The SPS30 does not follow the simple *_ok + periodic re-init pattern alone. It uses:

  1. trySPS30Start() — probe bus, configure fan cleaning, start measurement.
  2. sps30_ready — false until SPS30_WARMUP_MS (8 s) after a successful start.
  3. SPS30_PROBE_INTERVAL_MS — retry probe every 5 s if never started.
  4. Separate read path in readSensors() with driver return codes clearing readiness.

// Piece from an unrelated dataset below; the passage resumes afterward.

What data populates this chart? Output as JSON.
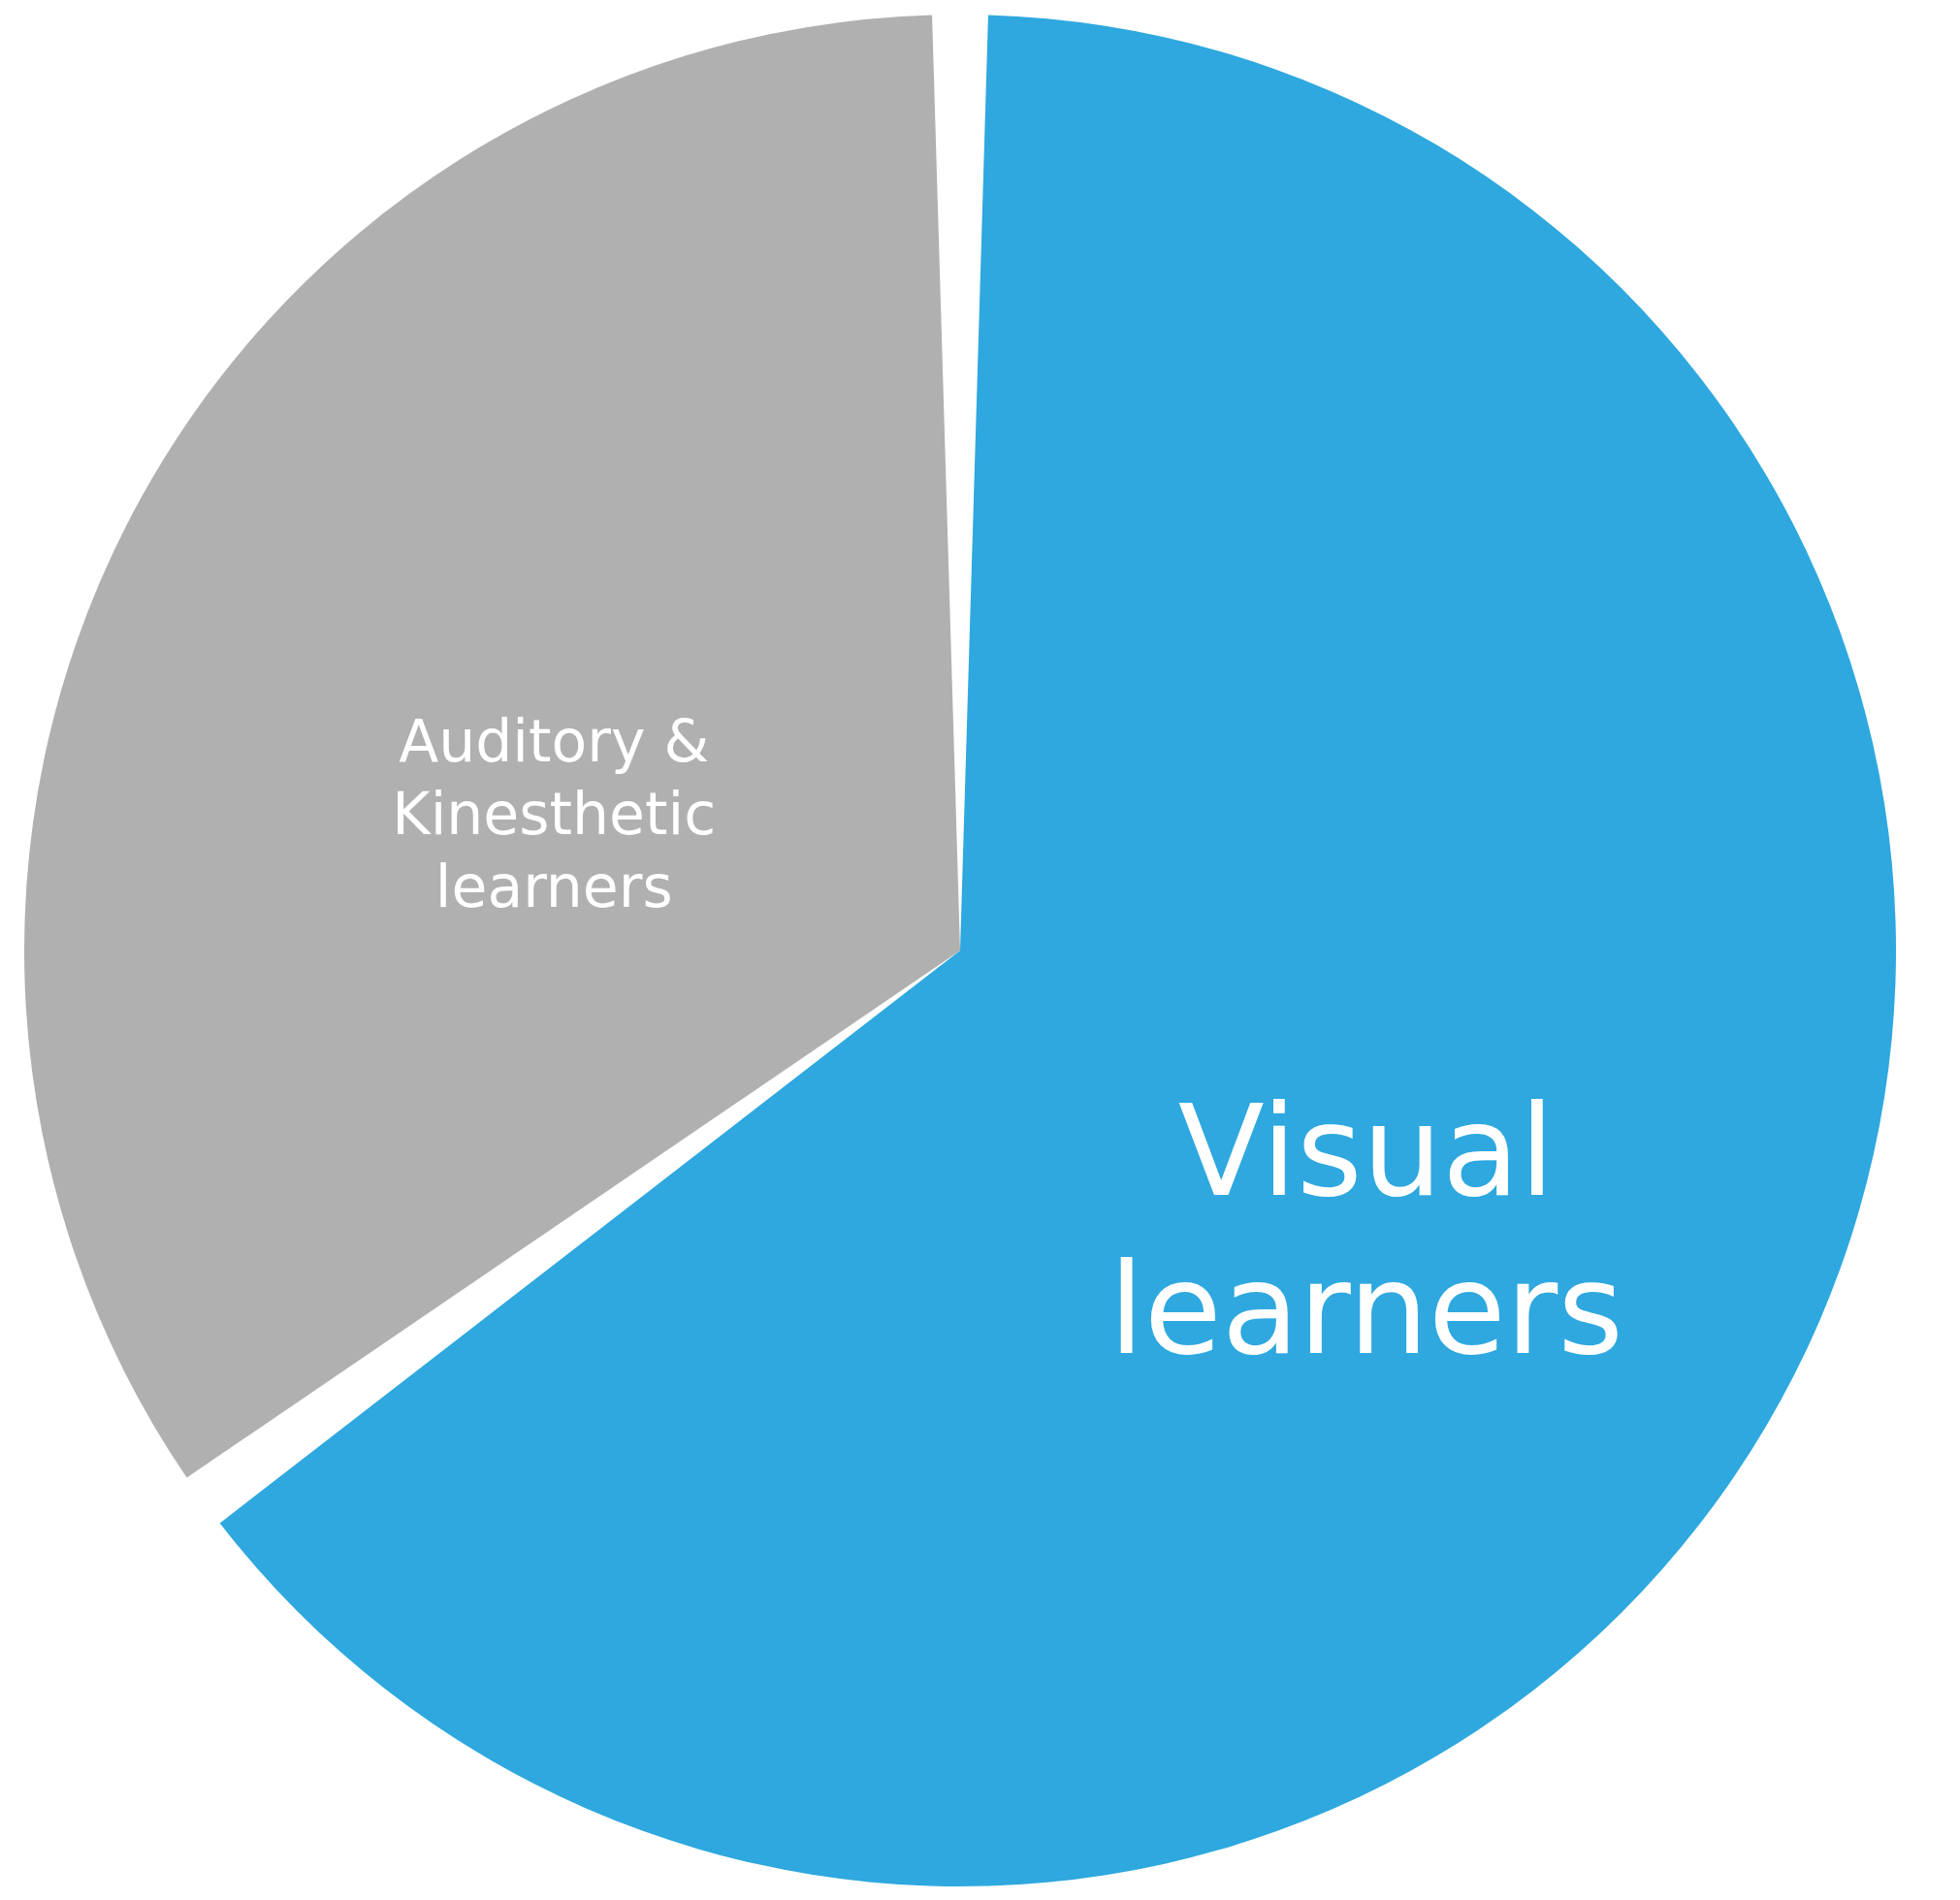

If your sensor needs seconds of warm-up or a start command before valid data, copy this state machine instead of only using init* + readSensors().


Checklist

TaskLocation in sketch
#include + instanceTop of file
data fieldsstruct { ... } data
bool *_ok + init*()Near other sensor flags / inits
init*() in setup()After Wire.begin()
Re-init in loop()SENSOR_REINIT_INTERVAL_MS block
Read + validatereadSensors()
Encode + sendtransmitPackets() (new or extended $ASB id)
Human debugprintDebugData() if needed


Minimal template


// --- declarations ---
#include "YourSensorLibrary.h"
YourSensorClass mySensor;
bool my_sensor_ok = false;
// add to struct: float my_value;

static void initMySensor() {
if (mySensor.begin()) {
my_sensor_ok = true;
}
}

// setup(): initMySensor();

// loop() re-init:
// if (!my_sensor_ok) initMySensor();

// readSensors():
// if (my_sensor_ok) {
// data.my_value = mySensor.read();
// if (isnan(data.my_value)) my_sensor_ok = false;
// }

// transmitPackets() — example new packet:
// if (my_sensor_ok) {
// Serial.print("$ASB,5,");
// Serial.print((int)(data.my_value * 100));
// Serial.println(",*");
// }


Host compatibility

Any new packet ID or changed field order must be documented for whoever parses ASB telemetry (flight computer, logger, or ground station). The reference firmware assumes 9600 baud serial and 1 Hz packet rate. Coordinate scaling and packet IDs with the rest of the CubeSat v1 stack before flight.